Johan Linden: Yes, no, I think what you said is right, and when it comes to normalize, yes, when you look at Q1, you could probably say it normalized with some of the cherry volume falling into this year, considering where the Chinese New Year is coming.

Gary Martin: Understood. That’s helpful. And then just on Fresh Fruits, I mean, you flagged a number of times that it was above your expectations. I mean, what are the kind of the supply and demand factors that are driving the kind of overall outperformance on volumes across both Europe and North America? And I guess if I put my forecasting hat on and I look into Q4, should we expect to see another fairly consistent quarter on a sequential basis in terms of profitability and revenue? Thanks.

Rory Byrne: Do you want to address that as well, Johan, maybe?

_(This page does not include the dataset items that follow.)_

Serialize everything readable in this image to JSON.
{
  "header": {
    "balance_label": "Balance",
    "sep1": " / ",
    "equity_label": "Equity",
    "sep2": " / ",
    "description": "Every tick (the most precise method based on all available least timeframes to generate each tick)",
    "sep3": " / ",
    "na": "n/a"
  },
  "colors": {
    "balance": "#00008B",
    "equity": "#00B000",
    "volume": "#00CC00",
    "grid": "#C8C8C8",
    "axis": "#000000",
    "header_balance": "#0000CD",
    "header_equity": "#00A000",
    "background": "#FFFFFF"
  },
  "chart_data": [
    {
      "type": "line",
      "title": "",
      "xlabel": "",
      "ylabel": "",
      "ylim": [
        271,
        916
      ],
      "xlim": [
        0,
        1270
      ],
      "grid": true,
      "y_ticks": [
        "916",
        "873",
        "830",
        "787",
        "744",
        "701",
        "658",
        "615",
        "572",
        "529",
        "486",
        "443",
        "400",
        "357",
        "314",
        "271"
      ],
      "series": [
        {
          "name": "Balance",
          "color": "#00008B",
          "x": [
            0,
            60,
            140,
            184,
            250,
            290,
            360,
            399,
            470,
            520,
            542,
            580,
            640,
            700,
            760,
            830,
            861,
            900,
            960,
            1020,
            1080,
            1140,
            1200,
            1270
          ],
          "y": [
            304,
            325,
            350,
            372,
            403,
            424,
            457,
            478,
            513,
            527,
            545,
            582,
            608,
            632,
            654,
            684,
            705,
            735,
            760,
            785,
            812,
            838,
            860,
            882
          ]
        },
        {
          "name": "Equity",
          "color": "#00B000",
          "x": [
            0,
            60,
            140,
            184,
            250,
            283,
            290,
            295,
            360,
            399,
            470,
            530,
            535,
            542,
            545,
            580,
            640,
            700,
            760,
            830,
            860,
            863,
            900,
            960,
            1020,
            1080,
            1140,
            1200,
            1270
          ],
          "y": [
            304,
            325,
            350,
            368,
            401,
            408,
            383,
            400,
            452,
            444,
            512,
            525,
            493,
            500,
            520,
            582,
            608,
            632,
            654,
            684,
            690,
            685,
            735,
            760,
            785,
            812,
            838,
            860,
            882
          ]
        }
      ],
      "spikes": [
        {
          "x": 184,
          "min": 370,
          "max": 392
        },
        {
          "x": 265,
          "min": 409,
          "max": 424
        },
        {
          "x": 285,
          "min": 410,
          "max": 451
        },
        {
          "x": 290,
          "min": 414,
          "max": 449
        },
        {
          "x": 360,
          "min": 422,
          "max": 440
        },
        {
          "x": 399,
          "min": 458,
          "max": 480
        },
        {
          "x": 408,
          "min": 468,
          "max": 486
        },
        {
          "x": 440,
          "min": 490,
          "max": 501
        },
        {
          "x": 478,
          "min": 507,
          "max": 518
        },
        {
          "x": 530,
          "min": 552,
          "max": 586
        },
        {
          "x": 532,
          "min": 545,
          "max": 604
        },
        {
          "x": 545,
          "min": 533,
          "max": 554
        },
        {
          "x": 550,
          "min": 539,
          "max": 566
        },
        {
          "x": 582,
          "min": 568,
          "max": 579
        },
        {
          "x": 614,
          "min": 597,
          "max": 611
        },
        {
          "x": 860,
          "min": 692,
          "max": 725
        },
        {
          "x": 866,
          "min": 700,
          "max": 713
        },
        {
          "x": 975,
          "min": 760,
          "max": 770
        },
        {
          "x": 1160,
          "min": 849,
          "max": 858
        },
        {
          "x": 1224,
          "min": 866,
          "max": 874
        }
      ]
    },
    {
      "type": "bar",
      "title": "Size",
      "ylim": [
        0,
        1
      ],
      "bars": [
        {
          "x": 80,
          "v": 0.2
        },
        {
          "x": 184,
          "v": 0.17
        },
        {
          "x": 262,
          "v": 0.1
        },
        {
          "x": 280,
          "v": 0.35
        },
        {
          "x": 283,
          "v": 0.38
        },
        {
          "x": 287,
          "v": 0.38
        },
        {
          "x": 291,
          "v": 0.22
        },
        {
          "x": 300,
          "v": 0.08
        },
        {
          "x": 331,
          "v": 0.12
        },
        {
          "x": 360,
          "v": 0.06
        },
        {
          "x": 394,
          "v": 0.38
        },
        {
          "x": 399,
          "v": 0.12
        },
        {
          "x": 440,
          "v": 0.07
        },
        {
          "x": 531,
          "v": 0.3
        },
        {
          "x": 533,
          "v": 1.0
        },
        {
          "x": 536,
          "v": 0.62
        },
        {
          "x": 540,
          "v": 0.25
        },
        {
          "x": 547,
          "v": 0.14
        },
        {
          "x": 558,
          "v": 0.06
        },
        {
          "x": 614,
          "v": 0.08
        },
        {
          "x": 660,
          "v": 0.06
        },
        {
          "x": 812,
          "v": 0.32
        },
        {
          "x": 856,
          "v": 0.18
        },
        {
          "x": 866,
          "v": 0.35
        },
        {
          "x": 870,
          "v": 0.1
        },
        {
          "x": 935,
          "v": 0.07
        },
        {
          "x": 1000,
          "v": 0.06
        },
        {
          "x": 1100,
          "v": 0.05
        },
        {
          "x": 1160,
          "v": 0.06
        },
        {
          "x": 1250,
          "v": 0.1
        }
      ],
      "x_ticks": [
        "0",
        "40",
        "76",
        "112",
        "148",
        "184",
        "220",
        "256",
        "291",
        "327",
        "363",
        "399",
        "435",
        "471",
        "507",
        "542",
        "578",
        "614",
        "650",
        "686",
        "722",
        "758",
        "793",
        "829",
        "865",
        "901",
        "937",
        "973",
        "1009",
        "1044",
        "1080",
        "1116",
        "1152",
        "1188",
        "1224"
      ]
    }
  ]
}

Johan Linden: Yes. So, as always, Fresh Fruit is very dynamic, with a lot of puts and calls on it. So, what we have right now and what we saw during Q3, we saw a very good and solid demand for bananas, driven by organic bananas, but also the normal bananas, good demand. And at the same time, we have a tight supply on the back of weather event. It’s been drier up in – drier in Ecuador, wetter in Central America, and that’s on the back of El Nino last year when it was vice versa. So, the weather has tightened up the supply. So, we have had a good supply-demand balance because even if the supply is tight, it does not directly impact the core markets as it’s normally the secondary markets that are taking the hit. But we are also selling some in the secondary markets and there we have seen a tailwind, and that has been beneficial to us, and we do expect to see some of that benefit also in Q4, but we see it more consistent like a normalized year where we don’t have the same benefit that we had last year that was very strong.

And the reason for that being then shipping costs being higher, the Dole ocean cargo business where we sell space on our ships being a little bit lower. And we have also seen some cost of fruit being a little bit higher as volume has been low on pines.

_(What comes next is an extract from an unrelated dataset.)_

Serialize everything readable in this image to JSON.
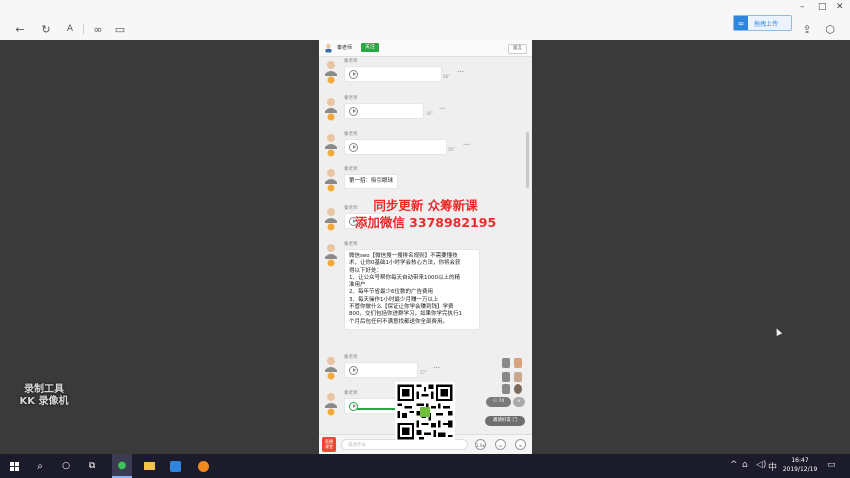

Gary Martin: That’s really, really helpful. And then maybe just one final one, just on the two vessels that were previously chartered just coming in in early 2025, I mean, you outlined the greater flexibility when it comes to drydocking cycles and that makes perfect sense. Would you also touch on further growth potential? Do you want to maybe just go through in a bit more detail the potential growth upside there? Thanks.

Rory Byrne: Yes, I mean, we did take the vessels on charter, short-term charter, annual charter, with a view to giving us the capacity flexibility given the drydocking programs. We found that with our increasing volumes, that the extra capacity we believe will give us the capacity to grow. And there may be a couple of other areas where we can develop the volumes, just avocados a little bit more out of Columbia. We haven’t put a specific number on that yet, Gary, but we do think that having the capacity to make sure that we fully comply with the very important service level requirements of our major North American retailers is very important. We’ve seen huge amount of volatility on freight rates over the course of the last six months, particularly with the Red Sea issues and the closure of the Suez Canal, and having certainty about capacity of the right size ships, the right capacity certainty on our trade lanes into the different markets, we think is a strong advantage and will give us a strong position to grow over the course of the next number of years.

Gary Martin: That’s really good color. I’ll pass it on. Thanks so much.

Operator: And we currently have no further questions in our queue. I will now turn the conference back over to Rory Byrne for closing comments.

Rory Byrne: Thank you. Well, we’re very pleased with the way 2024 has evolved. I think it’s another good quarter to add now to a very strong sequence of solid results over a sustained period of time. We’ve got a good focus on all areas of our business operationally, financially, and strategically. So, we believe we’re very well positioned for continued growth. So, thank you once again to all our committed people, our investors, our customers, suppliers, and thank you for joining us today.

Operator: This concludes today’s conference call. Thank you for your participation and you may now disconnect.